Throughout my higher education, I observed firsthand how enriching two-way communication is between scientists and the public, as well as the importance of this dialogue for the advancement of society. It is evident to me that helping people access scientific knowledge empowers them to make decisions that affect their everyday lives. It is this drive that motivates me to reach out and engage with people about complex scientific topics in an accessible manner. I have studied and worked to mitigate the points where science and its communication may or may not effectively reach various under-represented groups. But how about when the communication of the science itself is problematic because the audience has a closed mind to what is being presented? What if, as well as interacting with an audience that thinks science is not for them for various reasons, you also have you tackle the problem of people immediately jumping to negative conclusions halfway through the first sentence? This can happen in scientific fields as disparate as artificial intelligence, genetically modified crops and psychedelic medicine. These represent some of the most challenging areas for engaging audiences and I enjoy employing my science communication experience to assist researchers in these fields to develop the most effective techniques to present their findings to the public.

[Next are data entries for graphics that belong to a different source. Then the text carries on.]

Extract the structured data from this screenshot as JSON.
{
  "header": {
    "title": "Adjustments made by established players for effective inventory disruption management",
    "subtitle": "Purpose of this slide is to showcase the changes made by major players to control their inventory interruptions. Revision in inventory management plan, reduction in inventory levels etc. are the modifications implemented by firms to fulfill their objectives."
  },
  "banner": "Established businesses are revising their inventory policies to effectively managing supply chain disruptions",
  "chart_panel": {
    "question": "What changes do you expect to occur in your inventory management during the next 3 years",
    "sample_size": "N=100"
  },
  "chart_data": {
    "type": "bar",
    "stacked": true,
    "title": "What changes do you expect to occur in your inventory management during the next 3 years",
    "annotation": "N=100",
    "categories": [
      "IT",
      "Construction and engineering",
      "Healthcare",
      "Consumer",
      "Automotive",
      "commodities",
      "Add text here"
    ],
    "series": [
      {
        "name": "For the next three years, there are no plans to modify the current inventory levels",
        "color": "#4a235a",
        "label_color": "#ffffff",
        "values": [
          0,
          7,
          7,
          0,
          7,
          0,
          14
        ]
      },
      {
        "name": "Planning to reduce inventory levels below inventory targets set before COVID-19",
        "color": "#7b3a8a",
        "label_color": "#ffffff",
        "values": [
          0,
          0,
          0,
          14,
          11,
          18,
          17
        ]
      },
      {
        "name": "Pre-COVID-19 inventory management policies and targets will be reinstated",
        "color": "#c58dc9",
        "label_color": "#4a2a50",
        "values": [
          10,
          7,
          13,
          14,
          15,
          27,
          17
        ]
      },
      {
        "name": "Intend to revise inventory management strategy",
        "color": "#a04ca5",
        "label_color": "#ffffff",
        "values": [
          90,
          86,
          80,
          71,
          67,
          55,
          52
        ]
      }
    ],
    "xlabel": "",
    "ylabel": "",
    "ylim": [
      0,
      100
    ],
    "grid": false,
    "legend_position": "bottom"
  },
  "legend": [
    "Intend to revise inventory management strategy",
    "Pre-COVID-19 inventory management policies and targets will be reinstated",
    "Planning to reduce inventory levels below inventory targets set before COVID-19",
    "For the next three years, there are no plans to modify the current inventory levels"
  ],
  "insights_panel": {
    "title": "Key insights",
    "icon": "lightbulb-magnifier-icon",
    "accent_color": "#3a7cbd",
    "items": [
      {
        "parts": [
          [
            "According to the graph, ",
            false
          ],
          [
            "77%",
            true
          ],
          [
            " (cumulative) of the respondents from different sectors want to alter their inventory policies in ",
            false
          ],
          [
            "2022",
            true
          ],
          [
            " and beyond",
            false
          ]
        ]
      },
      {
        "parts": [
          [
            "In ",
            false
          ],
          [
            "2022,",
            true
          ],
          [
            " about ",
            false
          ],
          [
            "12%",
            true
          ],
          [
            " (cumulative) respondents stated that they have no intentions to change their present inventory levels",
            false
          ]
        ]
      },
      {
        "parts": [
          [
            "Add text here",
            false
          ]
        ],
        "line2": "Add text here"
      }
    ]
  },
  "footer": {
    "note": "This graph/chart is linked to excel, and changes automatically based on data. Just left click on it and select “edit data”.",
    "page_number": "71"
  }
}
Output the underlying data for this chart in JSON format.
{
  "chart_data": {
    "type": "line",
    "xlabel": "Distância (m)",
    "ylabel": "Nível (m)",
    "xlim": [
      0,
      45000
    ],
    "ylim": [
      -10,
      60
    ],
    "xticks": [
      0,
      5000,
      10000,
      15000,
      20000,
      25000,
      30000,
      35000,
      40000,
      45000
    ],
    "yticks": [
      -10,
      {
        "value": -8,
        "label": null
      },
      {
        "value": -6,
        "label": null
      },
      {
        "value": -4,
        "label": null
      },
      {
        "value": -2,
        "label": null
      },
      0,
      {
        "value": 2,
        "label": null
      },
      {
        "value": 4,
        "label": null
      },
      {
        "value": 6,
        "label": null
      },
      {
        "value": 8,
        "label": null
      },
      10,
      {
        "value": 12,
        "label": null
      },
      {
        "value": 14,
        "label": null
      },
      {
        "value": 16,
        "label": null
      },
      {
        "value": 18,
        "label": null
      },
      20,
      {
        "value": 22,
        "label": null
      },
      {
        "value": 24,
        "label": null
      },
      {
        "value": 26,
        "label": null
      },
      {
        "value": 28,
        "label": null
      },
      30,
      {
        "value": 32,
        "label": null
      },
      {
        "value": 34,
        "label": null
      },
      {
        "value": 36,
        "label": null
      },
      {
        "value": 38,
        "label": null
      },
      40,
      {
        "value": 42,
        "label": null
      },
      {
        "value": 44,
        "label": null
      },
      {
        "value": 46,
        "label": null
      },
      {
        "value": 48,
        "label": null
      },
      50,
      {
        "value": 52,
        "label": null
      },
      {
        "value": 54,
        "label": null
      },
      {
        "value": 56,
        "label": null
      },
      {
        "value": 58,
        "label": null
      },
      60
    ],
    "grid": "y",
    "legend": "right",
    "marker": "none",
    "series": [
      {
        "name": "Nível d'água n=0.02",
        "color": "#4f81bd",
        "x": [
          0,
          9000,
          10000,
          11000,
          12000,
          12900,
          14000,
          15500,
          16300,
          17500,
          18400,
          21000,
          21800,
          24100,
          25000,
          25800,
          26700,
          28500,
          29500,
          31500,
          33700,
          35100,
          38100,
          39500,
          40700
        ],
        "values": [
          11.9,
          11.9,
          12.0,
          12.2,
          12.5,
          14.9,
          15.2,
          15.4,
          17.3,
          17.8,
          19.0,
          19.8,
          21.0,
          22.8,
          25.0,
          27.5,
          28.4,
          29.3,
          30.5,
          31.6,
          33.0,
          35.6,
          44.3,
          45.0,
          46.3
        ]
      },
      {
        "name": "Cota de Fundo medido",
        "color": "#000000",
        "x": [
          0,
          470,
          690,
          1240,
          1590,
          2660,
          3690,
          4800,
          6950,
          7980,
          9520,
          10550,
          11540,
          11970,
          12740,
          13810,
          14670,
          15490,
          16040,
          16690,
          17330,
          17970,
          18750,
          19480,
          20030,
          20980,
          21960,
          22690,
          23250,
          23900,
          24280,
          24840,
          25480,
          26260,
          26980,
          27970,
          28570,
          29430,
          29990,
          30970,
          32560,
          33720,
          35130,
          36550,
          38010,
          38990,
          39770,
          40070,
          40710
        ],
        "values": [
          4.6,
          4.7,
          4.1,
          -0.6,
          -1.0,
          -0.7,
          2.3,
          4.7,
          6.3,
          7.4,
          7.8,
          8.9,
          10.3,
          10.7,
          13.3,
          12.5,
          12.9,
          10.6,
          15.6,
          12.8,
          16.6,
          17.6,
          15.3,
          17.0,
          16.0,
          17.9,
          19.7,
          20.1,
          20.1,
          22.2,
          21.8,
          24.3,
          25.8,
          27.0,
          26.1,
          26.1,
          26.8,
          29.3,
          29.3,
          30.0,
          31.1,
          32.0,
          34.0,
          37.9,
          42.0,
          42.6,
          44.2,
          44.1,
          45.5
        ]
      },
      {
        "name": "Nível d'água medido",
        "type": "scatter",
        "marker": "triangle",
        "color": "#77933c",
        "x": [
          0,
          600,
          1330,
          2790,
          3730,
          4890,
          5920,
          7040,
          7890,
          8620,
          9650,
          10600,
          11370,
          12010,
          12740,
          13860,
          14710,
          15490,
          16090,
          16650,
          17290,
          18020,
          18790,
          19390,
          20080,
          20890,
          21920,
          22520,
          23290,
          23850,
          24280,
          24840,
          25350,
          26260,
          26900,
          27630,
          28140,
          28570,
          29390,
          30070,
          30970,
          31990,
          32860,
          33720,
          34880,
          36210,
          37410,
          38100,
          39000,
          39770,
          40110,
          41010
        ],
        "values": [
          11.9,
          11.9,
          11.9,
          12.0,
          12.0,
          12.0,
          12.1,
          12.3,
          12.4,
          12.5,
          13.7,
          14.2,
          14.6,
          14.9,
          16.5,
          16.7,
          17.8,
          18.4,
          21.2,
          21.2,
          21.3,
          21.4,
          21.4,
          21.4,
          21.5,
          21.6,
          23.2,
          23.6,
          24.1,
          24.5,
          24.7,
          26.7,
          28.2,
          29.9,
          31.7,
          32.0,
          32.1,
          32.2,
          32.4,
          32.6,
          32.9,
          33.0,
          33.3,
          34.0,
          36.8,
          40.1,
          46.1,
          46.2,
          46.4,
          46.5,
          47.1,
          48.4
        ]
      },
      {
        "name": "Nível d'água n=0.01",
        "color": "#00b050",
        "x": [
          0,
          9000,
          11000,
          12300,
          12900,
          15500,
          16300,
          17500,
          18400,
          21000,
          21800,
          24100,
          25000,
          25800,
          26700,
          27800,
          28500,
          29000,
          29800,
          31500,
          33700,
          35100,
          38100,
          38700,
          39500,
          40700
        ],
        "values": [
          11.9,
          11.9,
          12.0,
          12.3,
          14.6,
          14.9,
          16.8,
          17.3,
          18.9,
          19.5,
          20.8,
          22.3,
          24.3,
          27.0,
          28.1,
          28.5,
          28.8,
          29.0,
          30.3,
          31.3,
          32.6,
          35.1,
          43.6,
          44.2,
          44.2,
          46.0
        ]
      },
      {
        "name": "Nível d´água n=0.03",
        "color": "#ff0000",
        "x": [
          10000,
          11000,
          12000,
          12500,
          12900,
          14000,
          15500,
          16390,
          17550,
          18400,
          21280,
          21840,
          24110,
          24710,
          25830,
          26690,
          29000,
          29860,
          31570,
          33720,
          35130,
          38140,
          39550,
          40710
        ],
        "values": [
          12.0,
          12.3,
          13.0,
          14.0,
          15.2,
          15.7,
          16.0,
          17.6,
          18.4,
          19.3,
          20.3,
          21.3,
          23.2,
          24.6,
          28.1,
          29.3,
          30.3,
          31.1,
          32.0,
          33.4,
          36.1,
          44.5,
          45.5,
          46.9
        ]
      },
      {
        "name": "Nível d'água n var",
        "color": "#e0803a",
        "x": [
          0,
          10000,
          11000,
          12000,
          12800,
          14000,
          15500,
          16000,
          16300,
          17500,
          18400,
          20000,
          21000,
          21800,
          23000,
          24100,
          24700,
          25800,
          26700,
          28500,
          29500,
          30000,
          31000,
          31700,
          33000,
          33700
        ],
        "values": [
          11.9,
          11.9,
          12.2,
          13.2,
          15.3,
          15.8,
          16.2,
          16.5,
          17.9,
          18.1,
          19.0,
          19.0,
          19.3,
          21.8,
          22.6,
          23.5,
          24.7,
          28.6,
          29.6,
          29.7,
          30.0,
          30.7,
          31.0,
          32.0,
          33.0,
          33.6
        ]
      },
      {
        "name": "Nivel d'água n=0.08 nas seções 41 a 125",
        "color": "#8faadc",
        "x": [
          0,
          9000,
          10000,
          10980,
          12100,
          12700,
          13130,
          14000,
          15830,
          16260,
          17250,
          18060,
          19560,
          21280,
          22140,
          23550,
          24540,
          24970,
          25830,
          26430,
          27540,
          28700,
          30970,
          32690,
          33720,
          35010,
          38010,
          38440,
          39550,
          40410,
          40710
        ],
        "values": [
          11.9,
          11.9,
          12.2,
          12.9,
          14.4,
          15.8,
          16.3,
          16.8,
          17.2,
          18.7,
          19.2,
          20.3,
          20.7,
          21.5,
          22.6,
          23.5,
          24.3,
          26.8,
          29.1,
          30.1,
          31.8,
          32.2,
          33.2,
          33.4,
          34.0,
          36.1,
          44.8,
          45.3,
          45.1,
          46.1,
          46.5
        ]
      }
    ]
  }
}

I have always had to devise bespoke techniques of studying to negotiate the fact that I cannot use a pen or lab equipment directly due to my physical disability, cerebral palsy. This included performing laboratory experiments by giving detailed instructions to assistants and writing mathematical equations by controlling the computer with my eyes. I am therefore passionate about broadening the range of avenues available to everyone to access scientific education.
PhD in High Energy Physics from University of Cambridge, 2022
My thesis was entitled:
"The Development of the ATLAS SCT as a Luminometer and the Search for SUSY Decays with Compressed Mass Spectra"
for research conducted at CERN can be found at https://www.repository.cam.ac.uk/handle/1810/335025
MSci in Physics from Imperial College London, 2014
I am passionate about communicating my enthusiasm for science, especially physics, to as wide an audience as conceivable, as well as advocating for the inclusion of groups that are typically under-represented in science subjects. I have had the opportunity to speak about increasing the inclusivity of science many times, through my TED Talk and at conferences promoting the research of women and LGBTQ scientists and I am eager to continue to do so.